Bacillus anthracis appears as cream or pale teal-blue colonies 2.0-5.0 mm in diameter with a thick cream rim after 24 h at 37°C. After 48 h at 37°C these same colonies will increase to 6.0 mm in diameter and appear as teal-blue color with a thick cream rim. Unlike B. anthracis, B. cereus and B. thuringiensis appear as dark teal-blue colonies 6.0-7.0 mm in diameter with a thin cream rim only after 24 h at 37°C and remain the same size and color after 48 h. Other Bacillus species will either not grow or appear as cream, white or clear colored colonies 1.0-2.0 mm in diameter after both 24 and 48 h. The Gram (-)s are inhibited.

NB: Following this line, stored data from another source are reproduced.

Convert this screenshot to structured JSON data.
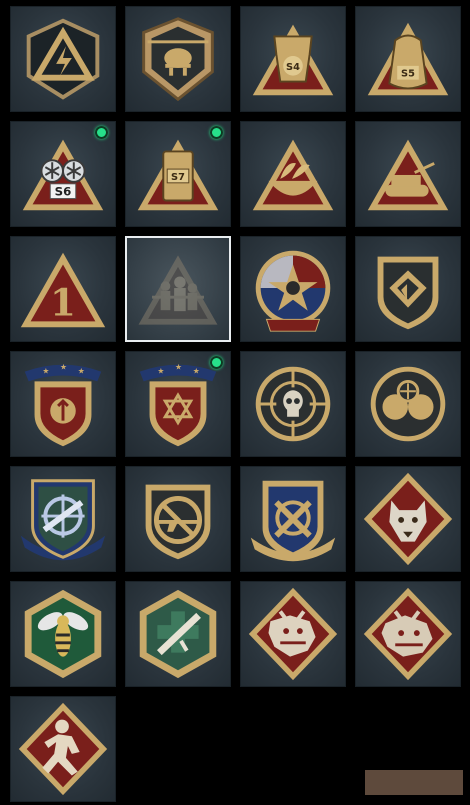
{
  "colors": {
    "gold": "#c9a96a",
    "gold_dark": "#8a6a38",
    "red": "#7a1f1b",
    "navy": "#22386e",
    "green_dot": "#27e08a"
  },
  "tiles": [
    {
      "icon": "lightning-triangle-emblem-icon",
      "new": false,
      "selected": false
    },
    {
      "icon": "helicopter-shield-emblem-icon",
      "new": false,
      "selected": false
    },
    {
      "icon": "s4-supply-drop-emblem-icon",
      "new": false,
      "selected": false,
      "label": "S4"
    },
    {
      "icon": "s5-supply-bag-emblem-icon",
      "new": false,
      "selected": false,
      "label": "S5"
    },
    {
      "icon": "s6-goggles-emblem-icon",
      "new": true,
      "selected": false,
      "label": "S6"
    },
    {
      "icon": "s7-crate-emblem-icon",
      "new": true,
      "selected": false,
      "label": "S7"
    },
    {
      "icon": "bowl-leaf-triangle-emblem-icon",
      "new": false,
      "selected": false
    },
    {
      "icon": "tank-triangle-emblem-icon",
      "new": false,
      "selected": false
    },
    {
      "icon": "number-one-triangle-emblem-icon",
      "new": false,
      "selected": false,
      "label": "1"
    },
    {
      "icon": "soldiers-triangle-emblem-icon",
      "new": false,
      "selected": true
    },
    {
      "icon": "star-skull-shield-emblem-icon",
      "new": false,
      "selected": false
    },
    {
      "icon": "chevron-shield-emblem-icon",
      "new": false,
      "selected": false
    },
    {
      "icon": "blue-banner-crest-emblem-icon",
      "new": false,
      "selected": false
    },
    {
      "icon": "hexagram-crest-emblem-icon",
      "new": true,
      "selected": false
    },
    {
      "icon": "crosshair-skull-emblem-icon",
      "new": false,
      "selected": false
    },
    {
      "icon": "crosshair-fists-emblem-icon",
      "new": false,
      "selected": false
    },
    {
      "icon": "crosshair-rifle-shield-emblem-icon",
      "new": false,
      "selected": false
    },
    {
      "icon": "no-rifle-shield-emblem-icon",
      "new": false,
      "selected": false
    },
    {
      "icon": "crossed-tools-shield-emblem-icon",
      "new": false,
      "selected": false
    },
    {
      "icon": "wolf-diamond-emblem-icon",
      "new": false,
      "selected": false
    },
    {
      "icon": "hornet-hexagon-emblem-icon",
      "new": false,
      "selected": false
    },
    {
      "icon": "medic-rifle-hexagon-emblem-icon",
      "new": false,
      "selected": false
    },
    {
      "icon": "dragon-diamond-emblem-icon",
      "new": false,
      "selected": false
    },
    {
      "icon": "dragon-diamond-alt-emblem-icon",
      "new": false,
      "selected": false
    },
    {
      "icon": "runner-diamond-emblem-icon",
      "new": false,
      "selected": false
    }
  ]
}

Our medium contains the X-Indoxyl-choline phosphate (X-CP) that detects the enzyme phosphatidylcholine phospholipase C (PCPLC) which is found in B. anthracis and B. cereus/B. thuringiensis. However, the rate of production of this enzyme is about 10 times greater for B. cereus/B. thuringiensis than B. anthracis. Therefore, B. cereus/B. thuringiensis strains produce very dark teal-blue colonies after 24 hours, whereas, B. anthracis produce pale teal-blue colonies with a wide cream colored ring after 24 or 48 hours. Manganese chloride and bovine albumin is added for the enzyme to recognize the chromogenic substrate.

Bioterrorism (environmental, drinking water and food).

See Product Brochure, Use Protocol, SDS, Certificate of Analysis and Medium Preparation for more information about our medium.

1. The medium has been tested and recommended by the FDA as the medium of choice to enhance Bacillus anthracis identification in dealing with the potential bioterrorism threat.

2. The only chromogenic product on the market; uses X-Choline-P to detect PCPLC in B. anthracis – reduces false positives/negatives.

3. Single-step identification of Bacillus anthracis, does not require the use of multiple media for isolation of presumptive Bacillus anthracis colonies.

4. Readily differentiates Bacillus anthracis from related Bacillus cereus and Bacillus thuringiensis species.

5. Efficient recovery from foods, environmental sources (water, cloth, and paper), and clinical samples.

6. Competitors’ non-chromogenic medium (PLET and blood agar-BA) not as selective and will allow other Bacillus sp. to grow many of which are indistinguishable from B. anthracis. PLET and BA media also did not identify all B. anthracis strains-false negatives.

7. The shelf life of prepared plates remains stable for at least 45 days, stored in the dark at 2-8°C. One bottle of plating medium powder and one box of supplements will make approximately 105 plates.

8. Listed in the FERN (Food Emergency & Response Network) and has been tested by the FDA, USDA, CDC, state departments of health and agriculture and the military.